Management accountants: CIMA members ‘highest paid professionals’ after auditing

President claims employment rate for CIMA is 100% worldwide.

Remuneration: Rs68,203 is the basic monthly salary of a part-qualified CIMA student in Pakistan, according to a survey. PHOTO: cimaglobal.com

KARACHI:


The second highest number of students of the Chartered Institute of Management Accountants (CIMA) – a global body of management accountants based in the United Kingdom – in the Middle East, South Asia and North Africa (MESANA) region came from Pakistan in 2012, according to CIMA President Gulzari Babber.


Speaking to The Express Tribune in an interview, Babber said out of 8,800 students who joined CIMA in 2012 from the MESANA region, the highest number of students belonged to Sri Lanka. “The number of new students from Pakistan and India remained almost equal last year,” he said, adding one-third of the global student intake in 2012 was from the MESANA region.

Established in the United Kingdom in 1919, CIMA is one of the largest professional bodies of management accountants internationally. It has offices in all major economies of the world, including the United States, Canada, Australia, the United Arab Emirates, China and Singapore, with its members and students present in 176 countries.

There are 115 CIMA members in Pakistan. The number of students, including part-qualified students who have yet to pass all the five examination levels, is 3,000. “We’ve three offices in Pakistan as opposed to just one office in India. So you can imagine how much importance CIMA gives to Pakistan,” Babber said.

Besides getting three years of practical experience, one has to complete five exam levels, which consist of several papers, to become a CIMA member. These are called certificate, operational, management, strategic and professional competence levels.

“To say that a member of another accounting body can do what a CIMA member is capable of doing will be wrong in my opinion. If an employer wants to hire a management accountant, he’s going to hire a CIMA member only,” he said.

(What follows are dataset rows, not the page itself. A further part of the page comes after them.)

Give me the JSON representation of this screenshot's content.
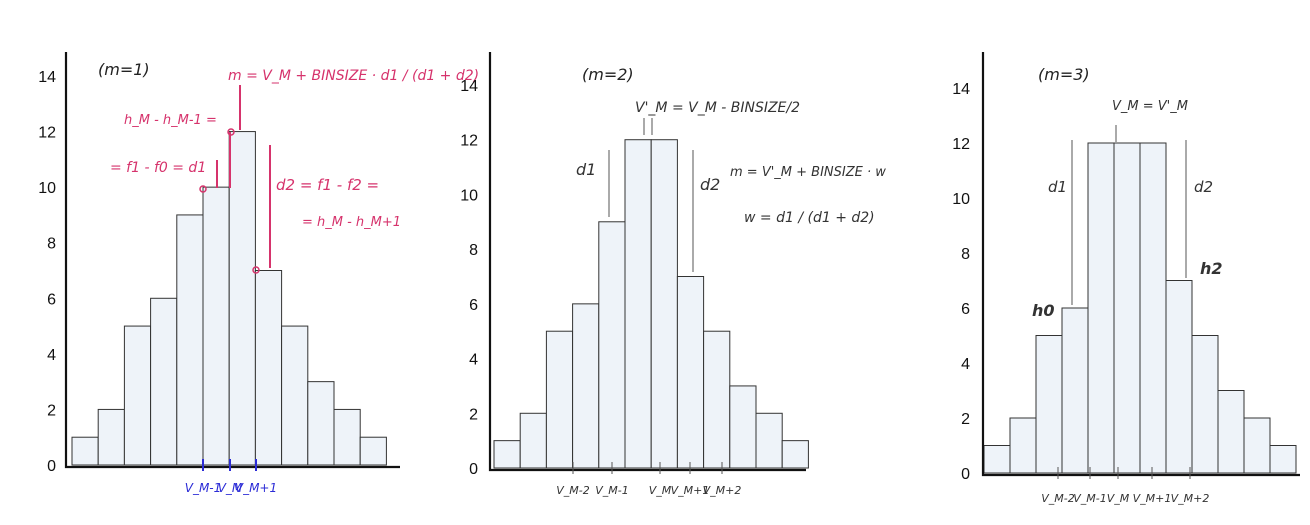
{
  "chart_data": [
    {
      "type": "bar",
      "values": [
        1,
        2,
        5,
        6,
        9,
        10,
        12,
        7,
        5,
        3,
        2,
        1
      ],
      "ylim": [
        0,
        14
      ],
      "yticks": [
        0,
        2,
        4,
        6,
        8,
        10,
        12,
        14
      ],
      "annotations": {
        "mode_label": "(m=1)",
        "formula": "m = V_M + BINSIZE · d1 / (d1 + d2)",
        "d1_line1": "h_M - h_M-1 =",
        "d1_line2": "= f1 - f0 = d1",
        "d2_line1": "d2 = f1 - f2 =",
        "d2_line2": "= h_M - h_M+1",
        "x_labels": [
          "V_M-1",
          "V_M",
          "V_M+1"
        ]
      }
    },
    {
      "type": "bar",
      "values": [
        1,
        2,
        5,
        6,
        9,
        12,
        12,
        7,
        5,
        3,
        2,
        1
      ],
      "ylim": [
        0,
        14
      ],
      "yticks": [
        0,
        2,
        4,
        6,
        8,
        10,
        12,
        14
      ],
      "annotations": {
        "mode_label": "(m=2)",
        "vm_prime": "V'_M = V_M - BINSIZE/2",
        "formula1": "m = V'_M + BINSIZE · w",
        "formula2": "w = d1 / (d1 + d2)",
        "d1": "d1",
        "d2": "d2",
        "x_labels": [
          "V_M-2",
          "V_M-1",
          "V_M",
          "V_M+1",
          "V_M+2"
        ]
      }
    },
    {
      "type": "bar",
      "values": [
        1,
        2,
        5,
        6,
        12,
        12,
        12,
        7,
        5,
        3,
        2,
        1
      ],
      "ylim": [
        0,
        14
      ],
      "yticks": [
        0,
        2,
        4,
        6,
        8,
        10,
        12,
        14
      ],
      "annotations": {
        "mode_label": "(m=3)",
        "vm_prime": "V_M = V'_M",
        "d1": "d1",
        "d2": "d2",
        "h0": "h0",
        "h2": "h2",
        "x_labels": [
          "V_M-2",
          "V_M-1",
          "V_M",
          "V_M+1",
          "V_M+2"
        ]
      }
    }
  ],
  "colors": {
    "bar_fill": "#eef3f9",
    "bar_stroke": "#333333",
    "pink_annotation": "#d6336c",
    "blue_annotation": "#2b2bd6"
  }
}
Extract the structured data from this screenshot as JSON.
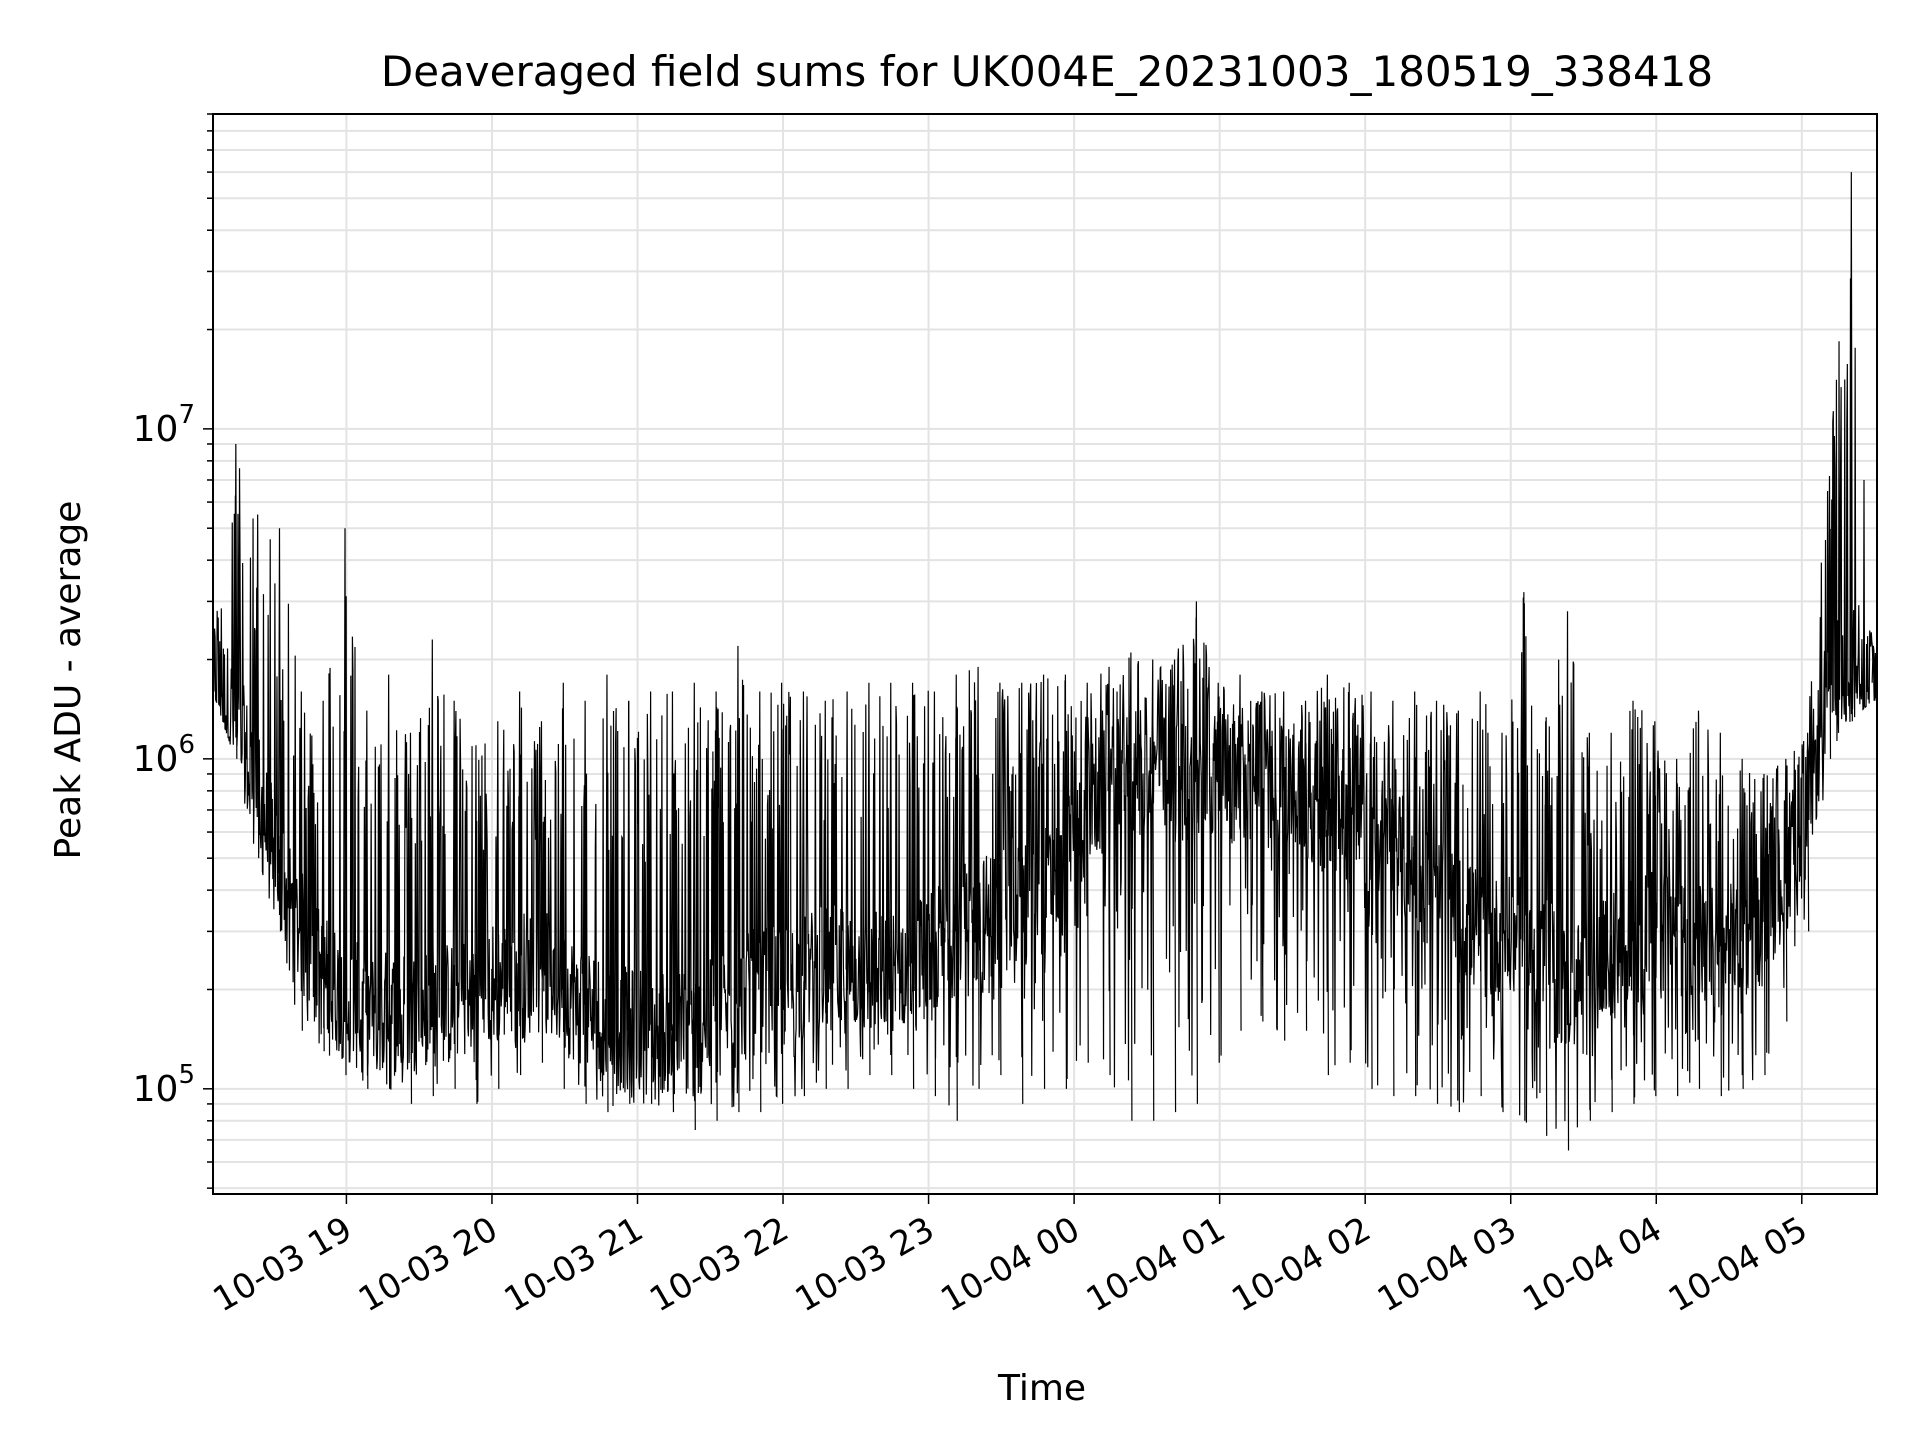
{
  "chart_data": {
    "type": "line",
    "title": "Deaveraged field sums for UK004E_20231003_180519_338418",
    "xlabel": "Time",
    "ylabel": "Peak ADU - average",
    "y_scale": "log",
    "ylim": [
      48000,
      90000000
    ],
    "xlim": [
      "2023-10-03 18:05",
      "2023-10-04 05:31"
    ],
    "grid": true,
    "line_color": "#000000",
    "grid_color": "#e3e3e3",
    "x_ticks": [
      {
        "value": "2023-10-03 19:00",
        "label": "10-03 19"
      },
      {
        "value": "2023-10-03 20:00",
        "label": "10-03 20"
      },
      {
        "value": "2023-10-03 21:00",
        "label": "10-03 21"
      },
      {
        "value": "2023-10-03 22:00",
        "label": "10-03 22"
      },
      {
        "value": "2023-10-03 23:00",
        "label": "10-03 23"
      },
      {
        "value": "2023-10-04 00:00",
        "label": "10-04 00"
      },
      {
        "value": "2023-10-04 01:00",
        "label": "10-04 01"
      },
      {
        "value": "2023-10-04 02:00",
        "label": "10-04 02"
      },
      {
        "value": "2023-10-04 03:00",
        "label": "10-04 03"
      },
      {
        "value": "2023-10-04 04:00",
        "label": "10-04 04"
      },
      {
        "value": "2023-10-04 05:00",
        "label": "10-04 05"
      }
    ],
    "y_ticks": [
      {
        "value": 100000,
        "base": "10",
        "exp": "5"
      },
      {
        "value": 1000000,
        "base": "10",
        "exp": "6"
      },
      {
        "value": 10000000,
        "base": "10",
        "exp": "7"
      }
    ],
    "series": [
      {
        "x": [
          "2023-10-03 18:05",
          "2023-10-03 18:14",
          "2023-10-03 18:23",
          "2023-10-03 18:32",
          "2023-10-03 18:41",
          "2023-10-03 18:50",
          "2023-10-03 18:59",
          "2023-10-03 19:08",
          "2023-10-03 19:17",
          "2023-10-03 19:26",
          "2023-10-03 19:35",
          "2023-10-03 19:44",
          "2023-10-03 19:53",
          "2023-10-03 20:02",
          "2023-10-03 20:11",
          "2023-10-03 20:20",
          "2023-10-03 20:29",
          "2023-10-03 20:38",
          "2023-10-03 20:47",
          "2023-10-03 20:56",
          "2023-10-03 21:05",
          "2023-10-03 21:14",
          "2023-10-03 21:23",
          "2023-10-03 21:32",
          "2023-10-03 21:41",
          "2023-10-03 21:50",
          "2023-10-03 21:59",
          "2023-10-03 22:08",
          "2023-10-03 22:17",
          "2023-10-03 22:26",
          "2023-10-03 22:35",
          "2023-10-03 22:44",
          "2023-10-03 22:53",
          "2023-10-03 23:02",
          "2023-10-03 23:11",
          "2023-10-03 23:20",
          "2023-10-03 23:29",
          "2023-10-03 23:38",
          "2023-10-03 23:47",
          "2023-10-03 23:56",
          "2023-10-04 00:05",
          "2023-10-04 00:14",
          "2023-10-04 00:23",
          "2023-10-04 00:32",
          "2023-10-04 00:41",
          "2023-10-04 00:50",
          "2023-10-04 00:59",
          "2023-10-04 01:08",
          "2023-10-04 01:17",
          "2023-10-04 01:26",
          "2023-10-04 01:35",
          "2023-10-04 01:44",
          "2023-10-04 01:53",
          "2023-10-04 02:02",
          "2023-10-04 02:11",
          "2023-10-04 02:20",
          "2023-10-04 02:29",
          "2023-10-04 02:38",
          "2023-10-04 02:47",
          "2023-10-04 02:56",
          "2023-10-04 03:05",
          "2023-10-04 03:14",
          "2023-10-04 03:23",
          "2023-10-04 03:32",
          "2023-10-04 03:41",
          "2023-10-04 03:50",
          "2023-10-04 03:59",
          "2023-10-04 04:08",
          "2023-10-04 04:17",
          "2023-10-04 04:26",
          "2023-10-04 04:35",
          "2023-10-04 04:44",
          "2023-10-04 04:53",
          "2023-10-04 05:02",
          "2023-10-04 05:11",
          "2023-10-04 05:20",
          "2023-10-04 05:29"
        ],
        "upper": [
          2300000,
          9000000,
          5500000,
          5000000,
          1600000,
          1500000,
          5000000,
          1400000,
          1800000,
          1200000,
          2300000,
          1500000,
          1100000,
          1300000,
          1600000,
          1300000,
          1700000,
          1500000,
          1800000,
          1500000,
          1600000,
          1600000,
          1700000,
          1600000,
          2200000,
          1600000,
          1700000,
          1600000,
          1500000,
          1600000,
          1700000,
          1700000,
          1700000,
          1600000,
          1800000,
          1900000,
          1700000,
          1700000,
          1800000,
          1800000,
          1700000,
          1900000,
          2100000,
          2000000,
          2000000,
          3000000,
          1700000,
          1800000,
          1600000,
          1600000,
          1500000,
          1800000,
          1700000,
          1600000,
          1500000,
          1600000,
          1500000,
          1400000,
          1600000,
          1200000,
          3200000,
          1300000,
          2800000,
          1200000,
          1200000,
          1500000,
          1300000,
          1000000,
          1400000,
          1200000,
          1000000,
          900000,
          1000000,
          1200000,
          7200000,
          60000000,
          2200000
        ],
        "lower": [
          1600000,
          1000000,
          500000,
          300000,
          150000,
          130000,
          110000,
          100000,
          100000,
          90000,
          95000,
          100000,
          90000,
          100000,
          110000,
          120000,
          100000,
          90000,
          85000,
          90000,
          90000,
          85000,
          75000,
          80000,
          85000,
          85000,
          90000,
          95000,
          100000,
          100000,
          110000,
          110000,
          100000,
          95000,
          80000,
          100000,
          110000,
          90000,
          100000,
          100000,
          120000,
          110000,
          80000,
          80000,
          85000,
          90000,
          120000,
          150000,
          160000,
          140000,
          150000,
          110000,
          120000,
          100000,
          95000,
          95000,
          90000,
          85000,
          95000,
          85000,
          80000,
          72000,
          65000,
          80000,
          85000,
          90000,
          95000,
          95000,
          100000,
          95000,
          100000,
          110000,
          160000,
          300000,
          1000000,
          1300000,
          1500000
        ],
        "typical": [
          1800000,
          1300000,
          800000,
          450000,
          300000,
          220000,
          190000,
          170000,
          170000,
          170000,
          180000,
          180000,
          200000,
          210000,
          220000,
          230000,
          200000,
          180000,
          160000,
          150000,
          150000,
          150000,
          150000,
          160000,
          180000,
          200000,
          200000,
          220000,
          230000,
          230000,
          220000,
          230000,
          240000,
          260000,
          300000,
          320000,
          350000,
          380000,
          400000,
          450000,
          700000,
          800000,
          900000,
          900000,
          850000,
          850000,
          850000,
          850000,
          850000,
          800000,
          750000,
          700000,
          650000,
          600000,
          550000,
          450000,
          380000,
          330000,
          300000,
          280000,
          280000,
          250000,
          200000,
          220000,
          250000,
          280000,
          300000,
          300000,
          280000,
          260000,
          280000,
          320000,
          450000,
          700000,
          1600000,
          2000000,
          1700000
        ]
      }
    ]
  }
}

There are 96,000 CIMA members globally. The number reaches 195,000 if members and students are put together. While the number of students in India is equal to that in Pakistan, Babber said, India has about 400 members, roughly four times the number of CIMA members in Pakistan.

According to the CIMA Salary Survey 2012, the basic monthly salary of a part-qualified student in Pakistan was Rs68,203, down by over Rs6,500 compared to 2011. “I think the drop in the average salary in Pakistan was because of the economic situation. But our students and members still received higher salaries on average compared to their counterparts belonging to other accounting bodies,” he noted.

Babber claimed that CIMA members are the highest paid professionals outside the auditing profession. With 58% of the part-qualified graduates satisfied with their current salary, the most recent CIMA salary survey said 87% of students anticipated a salary hike of approximately 14.4% over the next 12 months.



“What we teach our students is entirely different from the curricula of other accounting bodies. That’s the reason employers prefer CIMA members for jobs in management information, performance measurement and sustainability analysis,” he said.

He said the employment rate for CIMA is “literally 100%” worldwide. He also referred to the trend of CIMA members migrating from developing countries like Sri Lanka, India and Pakistan to developed countries like Australia and Canada after getting the qualification.

Indeed, the salary survey points out that while 79% part-qualified CIMA graduates in Pakistan expected to change jobs within the next two years, over 30% of them planned to move abroad.

“Auditing and financial accounting are history. The future belongs to management accounting. CIMA is the future,” he said.

Published in The Express Tribune, January 27th, 2013.